= John 'Smoaker' Miles =

English bather (1728–1797)

John 'Smoaker' Miles was a notable "bather" in Brighthelmstone (later called Brighton, England). The male occupation of "bather" and the female equivalent of "dipper" were popular in Georgian era in Britain where the custom of sea bathing grew in popularity.

John 'Smoaker' Miles was born in Brighthelmstone in 1728, the son of George and Sarah Miles. He rose to fame when he became the bather to the Prince of Wales, teaching him to swim and becoming his friend. The Prince of Wales who later became George IV commissioned John Russell to paint a portrait of Miles which is now part of the Royal Collection in Buckingham Palace.
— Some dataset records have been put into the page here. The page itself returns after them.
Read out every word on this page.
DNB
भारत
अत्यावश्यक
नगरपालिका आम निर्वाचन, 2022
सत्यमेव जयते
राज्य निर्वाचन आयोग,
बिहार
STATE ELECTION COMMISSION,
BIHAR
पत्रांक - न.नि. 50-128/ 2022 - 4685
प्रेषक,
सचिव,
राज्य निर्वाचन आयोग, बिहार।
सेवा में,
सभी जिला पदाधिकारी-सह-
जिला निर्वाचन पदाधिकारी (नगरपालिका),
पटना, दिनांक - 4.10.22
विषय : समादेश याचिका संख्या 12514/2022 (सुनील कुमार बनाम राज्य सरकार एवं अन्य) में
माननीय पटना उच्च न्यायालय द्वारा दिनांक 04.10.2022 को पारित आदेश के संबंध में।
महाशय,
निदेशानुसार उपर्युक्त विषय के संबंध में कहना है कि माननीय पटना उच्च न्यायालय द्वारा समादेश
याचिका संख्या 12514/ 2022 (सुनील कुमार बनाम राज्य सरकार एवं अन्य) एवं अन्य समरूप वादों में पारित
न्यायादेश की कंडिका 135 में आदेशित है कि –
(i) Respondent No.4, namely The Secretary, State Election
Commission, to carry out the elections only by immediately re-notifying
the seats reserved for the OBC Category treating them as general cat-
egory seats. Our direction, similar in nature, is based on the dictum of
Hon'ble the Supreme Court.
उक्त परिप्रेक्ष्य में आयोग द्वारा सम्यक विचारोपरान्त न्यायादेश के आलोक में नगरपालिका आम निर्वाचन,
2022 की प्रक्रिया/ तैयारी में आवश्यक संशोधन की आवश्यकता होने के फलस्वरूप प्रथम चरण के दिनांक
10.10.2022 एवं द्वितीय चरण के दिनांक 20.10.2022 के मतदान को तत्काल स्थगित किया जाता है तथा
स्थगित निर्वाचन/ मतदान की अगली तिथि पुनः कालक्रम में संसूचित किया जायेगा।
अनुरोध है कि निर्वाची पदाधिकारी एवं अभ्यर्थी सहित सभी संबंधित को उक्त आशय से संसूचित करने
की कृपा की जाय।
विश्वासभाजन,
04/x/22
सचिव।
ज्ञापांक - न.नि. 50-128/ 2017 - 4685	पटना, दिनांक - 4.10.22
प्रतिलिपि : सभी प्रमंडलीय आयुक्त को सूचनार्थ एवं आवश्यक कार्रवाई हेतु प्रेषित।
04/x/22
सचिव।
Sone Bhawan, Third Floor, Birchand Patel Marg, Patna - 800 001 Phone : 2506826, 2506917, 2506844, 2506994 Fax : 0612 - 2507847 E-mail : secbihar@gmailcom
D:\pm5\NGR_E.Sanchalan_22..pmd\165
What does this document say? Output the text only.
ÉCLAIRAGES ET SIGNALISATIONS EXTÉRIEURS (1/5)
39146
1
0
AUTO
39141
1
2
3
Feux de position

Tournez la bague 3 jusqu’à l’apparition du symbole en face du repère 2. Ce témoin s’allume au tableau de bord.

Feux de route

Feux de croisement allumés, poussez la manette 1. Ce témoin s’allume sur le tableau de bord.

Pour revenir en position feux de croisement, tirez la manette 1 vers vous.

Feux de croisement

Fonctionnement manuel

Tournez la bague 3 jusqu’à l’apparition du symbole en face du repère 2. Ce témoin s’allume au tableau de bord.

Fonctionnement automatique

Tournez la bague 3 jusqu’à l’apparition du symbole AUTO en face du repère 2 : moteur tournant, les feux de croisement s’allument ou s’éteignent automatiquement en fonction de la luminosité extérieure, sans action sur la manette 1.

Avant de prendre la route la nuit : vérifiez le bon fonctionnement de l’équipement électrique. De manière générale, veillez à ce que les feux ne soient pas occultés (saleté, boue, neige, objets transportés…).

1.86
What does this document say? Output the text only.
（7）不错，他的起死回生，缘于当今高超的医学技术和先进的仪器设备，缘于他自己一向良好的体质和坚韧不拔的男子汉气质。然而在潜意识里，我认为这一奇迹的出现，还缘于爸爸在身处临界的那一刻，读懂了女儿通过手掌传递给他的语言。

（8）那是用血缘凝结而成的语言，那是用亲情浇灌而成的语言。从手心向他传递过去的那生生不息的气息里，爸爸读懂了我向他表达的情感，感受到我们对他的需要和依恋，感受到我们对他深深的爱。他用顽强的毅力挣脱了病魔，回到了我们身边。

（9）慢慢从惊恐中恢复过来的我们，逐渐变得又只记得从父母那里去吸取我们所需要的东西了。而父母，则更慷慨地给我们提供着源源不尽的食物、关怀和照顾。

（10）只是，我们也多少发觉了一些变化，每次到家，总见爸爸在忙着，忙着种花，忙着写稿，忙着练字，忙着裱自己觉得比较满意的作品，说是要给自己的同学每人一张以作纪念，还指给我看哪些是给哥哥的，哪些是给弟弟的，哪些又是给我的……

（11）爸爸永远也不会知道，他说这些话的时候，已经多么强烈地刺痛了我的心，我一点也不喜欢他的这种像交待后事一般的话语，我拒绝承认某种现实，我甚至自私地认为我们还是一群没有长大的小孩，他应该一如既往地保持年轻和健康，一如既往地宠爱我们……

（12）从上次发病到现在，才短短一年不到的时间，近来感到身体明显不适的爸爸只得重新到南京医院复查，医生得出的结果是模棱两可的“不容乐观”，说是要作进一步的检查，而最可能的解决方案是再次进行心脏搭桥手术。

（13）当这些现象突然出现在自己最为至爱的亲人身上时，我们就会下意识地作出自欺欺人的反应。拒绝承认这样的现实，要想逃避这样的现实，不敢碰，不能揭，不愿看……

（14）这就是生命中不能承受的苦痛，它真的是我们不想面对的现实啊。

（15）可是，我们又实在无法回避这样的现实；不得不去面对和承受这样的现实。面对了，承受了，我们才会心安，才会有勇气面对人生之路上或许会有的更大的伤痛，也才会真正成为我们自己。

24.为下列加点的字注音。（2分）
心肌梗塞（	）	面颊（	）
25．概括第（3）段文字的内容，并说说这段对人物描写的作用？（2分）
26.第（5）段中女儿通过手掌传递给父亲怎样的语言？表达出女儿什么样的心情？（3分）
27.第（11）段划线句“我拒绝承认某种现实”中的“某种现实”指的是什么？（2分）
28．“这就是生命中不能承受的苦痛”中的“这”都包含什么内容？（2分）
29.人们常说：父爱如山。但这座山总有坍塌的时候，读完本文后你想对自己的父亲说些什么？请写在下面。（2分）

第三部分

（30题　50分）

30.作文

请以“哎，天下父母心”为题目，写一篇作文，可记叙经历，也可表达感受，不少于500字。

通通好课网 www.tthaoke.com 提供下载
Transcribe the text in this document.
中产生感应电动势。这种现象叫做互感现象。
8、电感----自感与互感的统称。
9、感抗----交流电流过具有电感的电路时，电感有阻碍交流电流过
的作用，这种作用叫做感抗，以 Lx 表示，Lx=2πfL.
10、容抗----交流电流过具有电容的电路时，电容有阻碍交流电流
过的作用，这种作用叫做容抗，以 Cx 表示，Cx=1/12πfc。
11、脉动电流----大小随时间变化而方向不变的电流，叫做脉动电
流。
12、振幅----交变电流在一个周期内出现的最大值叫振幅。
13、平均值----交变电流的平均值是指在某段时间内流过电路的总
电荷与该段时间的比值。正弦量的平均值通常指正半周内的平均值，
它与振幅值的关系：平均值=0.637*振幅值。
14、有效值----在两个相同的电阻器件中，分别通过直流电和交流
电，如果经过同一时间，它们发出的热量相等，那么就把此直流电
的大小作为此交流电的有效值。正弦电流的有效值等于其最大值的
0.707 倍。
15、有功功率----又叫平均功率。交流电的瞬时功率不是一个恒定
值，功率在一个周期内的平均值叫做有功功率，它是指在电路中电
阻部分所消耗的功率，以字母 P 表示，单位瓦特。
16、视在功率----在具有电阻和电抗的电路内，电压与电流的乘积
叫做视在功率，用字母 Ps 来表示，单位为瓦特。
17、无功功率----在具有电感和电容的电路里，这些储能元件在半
A copy of the portrait also hangs in the Kings Apartments at the Royal Pavilion in Brighton.

== Occupation ==

As a bather Miles would assist gentlemen and the dipper who would assist ladies from wooden covered bathing carts known as bathing machines, that would be pushed into the sea providing them privacy from onlookers on the beach. The bather or dipper would ensure the safety of the client in the sea. A popular song of the period was as follows:

There's plenty of dippers and jokers,
And salt water rigs for your fun;
The king of them all is old Smoaker,
The queen of 'em old Martha Gunn.

Miles's death in 1797 he was posthumously remembered in a play by M. Moritz called Phantoms or Apparitions of the Dead or Absent. The play also featured John Miles' sister in law Martha Gunn the notable Brighton dipper.

Miles is buried in St Nicholas' Church, Brighton.